My work is grounded in a feminine, feminist material poetics— a way of sensing, naming, and reshaping the body not as something to be optimized or managed, but as a living, relational terrain through which meaning, insight, and transformation emerge. I hold space for bodies not as objects, but as liminal sites of knowing — containers where breath, structure, sensation, and story converge.

This is a practice of embodied refusal: a slow and attentive decathecting from the capitalist, individualist logics that tell us to fix ourselves, to master our discomfort, to become better. Instead, I invite what Donna Haraway calls staying with the trouble— remaining in complexity, cultivating inner volume, and becoming with the body rather than attempting to dominate or transcend it.

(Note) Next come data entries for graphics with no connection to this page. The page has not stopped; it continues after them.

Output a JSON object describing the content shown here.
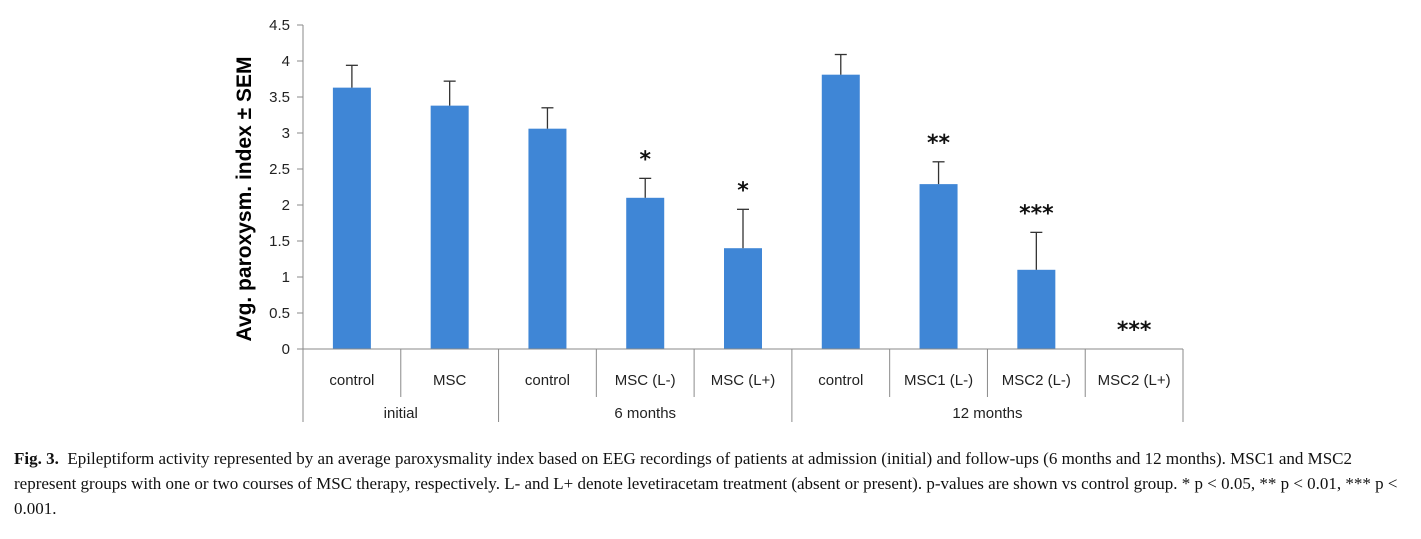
{
  "chart_data": {
    "type": "bar",
    "title": "",
    "ylabel": "Avg. paroxysm. index ± SEM",
    "xlabel": "",
    "ylim": [
      0,
      4.5
    ],
    "yticks": [
      "4.5",
      "4",
      "3.5",
      "3",
      "2.5",
      "2",
      "1.5",
      "1",
      "0.5",
      "0"
    ],
    "grid": false,
    "colors": {
      "bar": "#3f86d6",
      "axis": "#8a8a8a",
      "error": "#333333"
    },
    "categories": [
      "control",
      "MSC",
      "control",
      "MSC (L-)",
      "MSC (L+)",
      "control",
      "MSC1 (L-)",
      "MSC2 (L-)",
      "MSC2 (L+)"
    ],
    "values": [
      3.63,
      3.38,
      3.06,
      2.1,
      1.4,
      3.81,
      2.29,
      1.1,
      0
    ],
    "errors": [
      0.31,
      0.34,
      0.29,
      0.27,
      0.54,
      0.28,
      0.31,
      0.52,
      0
    ],
    "significance": [
      "",
      "",
      "",
      "*",
      "*",
      "",
      "**",
      "***",
      "***"
    ],
    "groups": [
      {
        "label": "initial",
        "count": 2
      },
      {
        "label": "6 months",
        "count": 3
      },
      {
        "label": "12 months",
        "count": 4
      }
    ]
  },
  "caption": {
    "label": "Fig. 3.",
    "text": "Epileptiform activity represented by an average paroxysmality index based on EEG recordings of patients at admission (initial) and follow-ups (6 months and 12 months). MSC1 and MSC2 represent groups with one or two courses of MSC therapy, respectively. L- and L+ denote levetiracetam treatment (absent or present). p-values are shown vs control group. * p < 0.05, ** p < 0.01, *** p < 0.001."
  }
}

Influenced by the phenomenological depth of Elizabeth Behnke and the pattern-based intelligence of Katonah Yoga, I understand postural practice as a dialogue between psyche and soma, between myth and fascia, between angles and internal space. When form and function meet, the body becomes not only more stable, but more spacious, more relational, more available to life.

Through teaching, coaching, and writing, I guide students toward a reconstitution of their interior architecture— not for performance or aesthetic, but to reorganize the sedimented infrastructures of selfhood, to make more room for breath, awareness, contradiction, and connection.

This work is poetic because it resists certainty and simplicity.
It is feminist because it values embodied intelligence and relational ethics.
It is material because it begins in the tissues and returns there, again and again.

Katie has a PhD in Integrative Medicine and Health Science. She is a nationally board-certified health coach and teaching faculty at Saybrook University. She also serves as a board member and supports curriculum development for Akhila Health, a nonprofit that empowers underserved women.